Keempat

116 28 4
                                    

"Semua orang berlama-lama di sana, aku singkat berduaan di sini"

Aku masih ingat, satu bulan setelah menyelesaikan masa orientasi di kampusku, penutupan masa orientasi ditandai dengan acara konser yang sangat besar. Ada penyanyi Feby Putri yang viral karena beberapa lagu-lagunya yang trending di Spotify.

Serta Artis indie seperti Efek Rumah Kaca, Fiersa Besari dan Fourtwnty berkumpul dalam satu Frame di kampusku.

Sungguh! Meski aku menyukai lagu 'Segelas Berdua' dari Fourtwnty,  jika semua artis yang berada di panggung itu dikumpulkan dalam satu tempat dan semua mahasiswa membeludak, nafasku sesak dibuatnya.

Aku berada dikerumunan manusia yang sedang menjerit menyanyikan lirik-lirik yang menurut mereka sangat relevan dengan hidupnya. Tak lama, Yura Yunita sebagai artis utama diacara itu pun datang menyapa semua mahasiswa yang tersebar di lapangan.

Ia berteriak di panggung, suara antusias pengunjung pun semakin keras tidak seperti sebelumnya.

 Sungguh, kepalaku pusing dibuatnya. Bukan pusing mendengar penyanyi terkenal seperti Yura, hanya saja aku tak sanggup berdempetan dengan manusia yang sedang asyik merayakan kegiatan pada hari terakhir orientasi. 

Sampai pada akhirnya, aku memutuskan untuk menjauhkan tubuh ini dari sumber kebisingan.

Aku merogoh tasku mengambil buku bacaan, dan membacanya di tempat yang tidak begitu jauh dari lokasi kerumunan.

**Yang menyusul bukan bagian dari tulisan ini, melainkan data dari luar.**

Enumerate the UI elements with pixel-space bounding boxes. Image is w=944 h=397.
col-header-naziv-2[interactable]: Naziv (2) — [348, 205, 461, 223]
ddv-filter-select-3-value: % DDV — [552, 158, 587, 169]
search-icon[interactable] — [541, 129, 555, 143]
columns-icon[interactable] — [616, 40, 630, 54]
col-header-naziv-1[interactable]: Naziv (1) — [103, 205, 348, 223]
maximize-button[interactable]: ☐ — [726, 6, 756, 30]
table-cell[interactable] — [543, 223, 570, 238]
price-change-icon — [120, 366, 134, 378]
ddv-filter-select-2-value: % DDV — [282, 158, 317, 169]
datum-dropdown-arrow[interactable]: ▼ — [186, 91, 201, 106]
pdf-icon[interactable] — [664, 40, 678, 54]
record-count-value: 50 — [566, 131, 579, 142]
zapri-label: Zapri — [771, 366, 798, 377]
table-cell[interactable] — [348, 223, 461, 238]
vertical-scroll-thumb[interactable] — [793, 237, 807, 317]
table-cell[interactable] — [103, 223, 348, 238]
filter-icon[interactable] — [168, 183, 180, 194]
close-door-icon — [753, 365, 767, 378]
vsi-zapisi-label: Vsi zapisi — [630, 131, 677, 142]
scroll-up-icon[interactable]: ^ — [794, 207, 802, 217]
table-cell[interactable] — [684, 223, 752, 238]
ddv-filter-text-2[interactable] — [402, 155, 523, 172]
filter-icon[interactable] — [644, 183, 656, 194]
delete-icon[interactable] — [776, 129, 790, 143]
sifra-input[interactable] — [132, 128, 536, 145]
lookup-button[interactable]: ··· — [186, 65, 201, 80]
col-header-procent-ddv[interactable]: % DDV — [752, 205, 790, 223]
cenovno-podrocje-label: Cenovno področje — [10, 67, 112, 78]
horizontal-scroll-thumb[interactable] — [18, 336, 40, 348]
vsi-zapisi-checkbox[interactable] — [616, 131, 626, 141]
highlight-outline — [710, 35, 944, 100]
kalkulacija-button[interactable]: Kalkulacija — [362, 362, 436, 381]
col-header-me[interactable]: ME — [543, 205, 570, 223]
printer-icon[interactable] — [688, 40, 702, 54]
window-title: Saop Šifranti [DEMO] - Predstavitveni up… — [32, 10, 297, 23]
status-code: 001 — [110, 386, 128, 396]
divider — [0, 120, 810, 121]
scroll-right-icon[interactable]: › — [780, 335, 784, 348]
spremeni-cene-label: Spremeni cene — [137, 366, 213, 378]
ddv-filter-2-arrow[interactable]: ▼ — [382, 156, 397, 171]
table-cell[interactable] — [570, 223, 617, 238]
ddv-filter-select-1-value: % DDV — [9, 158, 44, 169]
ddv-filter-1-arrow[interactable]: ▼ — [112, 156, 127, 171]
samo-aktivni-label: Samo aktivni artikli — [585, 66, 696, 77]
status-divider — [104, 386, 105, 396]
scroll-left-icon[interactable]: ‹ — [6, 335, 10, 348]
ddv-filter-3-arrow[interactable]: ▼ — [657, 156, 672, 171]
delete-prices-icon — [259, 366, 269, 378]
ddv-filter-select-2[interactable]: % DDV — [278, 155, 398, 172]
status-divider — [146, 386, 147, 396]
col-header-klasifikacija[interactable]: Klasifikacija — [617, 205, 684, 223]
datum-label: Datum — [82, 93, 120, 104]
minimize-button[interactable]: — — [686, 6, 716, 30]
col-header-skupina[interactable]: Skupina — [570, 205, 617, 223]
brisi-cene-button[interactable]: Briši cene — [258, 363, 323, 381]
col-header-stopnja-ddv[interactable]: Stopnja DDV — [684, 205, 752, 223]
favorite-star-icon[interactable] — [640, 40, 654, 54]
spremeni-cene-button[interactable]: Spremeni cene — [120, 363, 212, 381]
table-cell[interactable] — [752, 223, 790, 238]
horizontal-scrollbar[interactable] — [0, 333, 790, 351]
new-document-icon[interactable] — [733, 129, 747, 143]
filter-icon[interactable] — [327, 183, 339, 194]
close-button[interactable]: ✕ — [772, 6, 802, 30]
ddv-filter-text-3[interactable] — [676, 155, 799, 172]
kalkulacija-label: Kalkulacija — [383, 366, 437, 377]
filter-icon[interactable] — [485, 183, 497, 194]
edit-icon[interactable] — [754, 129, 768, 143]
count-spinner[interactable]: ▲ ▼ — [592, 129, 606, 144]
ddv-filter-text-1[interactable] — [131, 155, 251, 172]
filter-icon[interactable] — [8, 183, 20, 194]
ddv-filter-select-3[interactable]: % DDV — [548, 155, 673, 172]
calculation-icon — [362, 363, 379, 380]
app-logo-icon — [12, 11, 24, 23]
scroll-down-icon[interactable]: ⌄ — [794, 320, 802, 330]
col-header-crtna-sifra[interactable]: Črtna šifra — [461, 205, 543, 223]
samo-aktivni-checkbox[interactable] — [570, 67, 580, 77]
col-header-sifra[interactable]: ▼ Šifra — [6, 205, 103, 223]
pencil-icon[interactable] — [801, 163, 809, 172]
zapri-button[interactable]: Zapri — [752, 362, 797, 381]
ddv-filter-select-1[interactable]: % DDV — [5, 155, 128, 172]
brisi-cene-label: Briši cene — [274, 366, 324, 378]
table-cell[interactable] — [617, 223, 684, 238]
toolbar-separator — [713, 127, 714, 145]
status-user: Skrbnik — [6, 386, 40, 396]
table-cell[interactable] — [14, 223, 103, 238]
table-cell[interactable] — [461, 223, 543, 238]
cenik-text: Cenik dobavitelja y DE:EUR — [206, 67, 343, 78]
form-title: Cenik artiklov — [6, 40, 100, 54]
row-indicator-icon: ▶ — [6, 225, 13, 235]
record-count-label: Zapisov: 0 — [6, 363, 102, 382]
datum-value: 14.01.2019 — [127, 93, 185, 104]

Sebuah buku yang berjudul "The Subtle Art of Not Giving a F*ck" karya Mark Manson.

"Suka baca buku?" tanya seseorang yang tiba-tiba sudah berada di sampingku. 

Aku masih ingat, dia mengenakan kemeja hitam dengan celana jeans serta sepatu Ventela berwarna kuning. Wajahnya memang datar. Hanya saja saat itu, ujung bibirnya sedikit menyabit kecil.

 "Suka," jawabku.

Dia tersenyum dan mengatakan, "kamu itu mahluk aneh ya!" lirihnya. 

"Aneh kenapa?" tanyaku. 

"Dari banyaknya orang-orang yang sibuk merayakan banyak hal hari ini, cuma kamu yang mengasingkan diri untuk menyempatkan baca buku disini" katanya.

Senyuman yang tersimpul itu masih kuingat bentuk dan garisnya, dia masih berdiri dihadapanku bahkan ketika aku tak lagi angkat bicara. Dia masih berdiri dihadapanku bahkan ketika aku sudah menyelesaikan 2 lembar bacaanku.

Siapa dia? Kenapa mahluk aneh yang tingginya lebih tinggi dariku masih berada disini, dikeheningan yang masih menyisakan suara-suara merdu dari penyanyi terkenal itu. Siapa dia? Kenapa mahluk aneh yang badannya sedikit berotot itu masih mematung disini, di tempat aku pun berdiri. 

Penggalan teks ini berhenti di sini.